Il était un ami, mais aussi un frère. Il y a une fraternité sacerdotale, une camaraderie d’homme d’armes, sobre et pudique, qui échappe à l’esprit du monde. Elle n’a pas besoin de faire des phrases, le silence lui suffit. Elle relève sans doute d’affinités de caractère, d’une vision commune et de goûts similaires, mais elle est bien davantage. J’étais très différent de lui, et pourtant si proche… Elle est fondée sur ce mystère d’avoir été choisis par le Christ pour conduire son peuple vers l’unique Père des cieux. « Tu m’as montré le chemin d’Ars. Je te montrerai le chemin du Ciel… » disait saint Jean-Marie Vianney au petit berger. Toute la spiritualité sacerdotale est là.

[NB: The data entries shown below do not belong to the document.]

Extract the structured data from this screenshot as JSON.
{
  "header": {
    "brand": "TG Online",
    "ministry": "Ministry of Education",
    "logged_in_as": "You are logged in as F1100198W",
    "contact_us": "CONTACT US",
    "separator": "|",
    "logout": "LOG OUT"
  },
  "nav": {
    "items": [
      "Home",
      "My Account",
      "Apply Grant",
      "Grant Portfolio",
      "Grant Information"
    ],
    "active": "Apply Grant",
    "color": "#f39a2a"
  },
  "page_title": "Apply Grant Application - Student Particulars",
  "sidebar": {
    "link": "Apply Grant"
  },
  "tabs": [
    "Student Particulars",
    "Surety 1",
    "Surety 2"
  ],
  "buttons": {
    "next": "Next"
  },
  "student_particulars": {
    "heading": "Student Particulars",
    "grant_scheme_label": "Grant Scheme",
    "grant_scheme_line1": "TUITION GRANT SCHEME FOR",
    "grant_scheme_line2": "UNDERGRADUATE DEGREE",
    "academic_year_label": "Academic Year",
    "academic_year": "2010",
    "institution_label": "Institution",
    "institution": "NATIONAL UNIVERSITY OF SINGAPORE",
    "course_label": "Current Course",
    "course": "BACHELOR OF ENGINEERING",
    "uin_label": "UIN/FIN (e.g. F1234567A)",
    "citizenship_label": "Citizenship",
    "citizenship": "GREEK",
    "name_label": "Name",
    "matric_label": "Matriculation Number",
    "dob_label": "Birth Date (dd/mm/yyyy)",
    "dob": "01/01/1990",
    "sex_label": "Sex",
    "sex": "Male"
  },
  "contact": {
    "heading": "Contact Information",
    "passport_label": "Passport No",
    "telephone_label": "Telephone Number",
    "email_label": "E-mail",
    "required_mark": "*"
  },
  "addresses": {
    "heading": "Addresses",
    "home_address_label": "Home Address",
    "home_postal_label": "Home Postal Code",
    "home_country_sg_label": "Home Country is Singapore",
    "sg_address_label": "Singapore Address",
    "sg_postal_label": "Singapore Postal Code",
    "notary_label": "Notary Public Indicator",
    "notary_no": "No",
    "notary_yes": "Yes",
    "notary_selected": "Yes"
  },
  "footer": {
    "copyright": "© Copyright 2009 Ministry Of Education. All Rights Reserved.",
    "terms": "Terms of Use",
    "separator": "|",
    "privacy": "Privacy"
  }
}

Il ne mesurait pas le danger
Chaque mercredi soir, pendant des années, nous avons récité le chapelet, pour la sainteté des jeunes qui nous étaient confiés, en tournant en rond dans la vieille église de Notre-Dame-de-Grâce. Nous avons préparé tant de pèlerinages, organisé tant de veillées d’adoration et de confessions. Cyril était un passionné de Dieu. Un excessif qui ne prenait quasiment jamais de repos, entièrement livré à son ministère. Il s’oubliait. Trop sans doute… Je le considérais comme beaucoup plus saint que moi, même si cela ne veut pas dire grand-chose tant nous ne sommes pas juges de notre propre cœur. S’il avait une limite — la sainteté est le déploiement de la puissance de Dieu dans nos pauvres limites — je dirais qu’il était dépourvu de sens tactique et politique, par une forme d’innocence, presque d’ingénuité. Je l’avertissais souvent qu’avant de passer le pont soutane au vent, il valait mieux regarder où étaient planqués les snipers et où l’ennemi avait placé ses mines. Il était sans doute plus pur que moi, d’un seul bloc. Imprudent parfois… Il ne mesurait pas le danger. Il prenait son risque, pour sauver les âmes, avec ce panache inconscient de monter au front désarmé. Mais l’amour est toujours désarmé. Cela lui a coûté très cher. Il a subi de nombreuses persécutions. Je le voyais à chaque fois plus maigre, plus affaibli. À la dernière attaque d’une petite meute de mécontents, épuisé de fatigue, il avait fini par consulter, mais il était trop tard déjà. Cela faisait des semaines qu’il avait mal au ventre. Son père, lui aussi mort bien jeune, était un chirurgien renommé, fervent défenseur de la vie, qui n’avait pas résisté à une violente cabale menée contre lui. Bis repetita…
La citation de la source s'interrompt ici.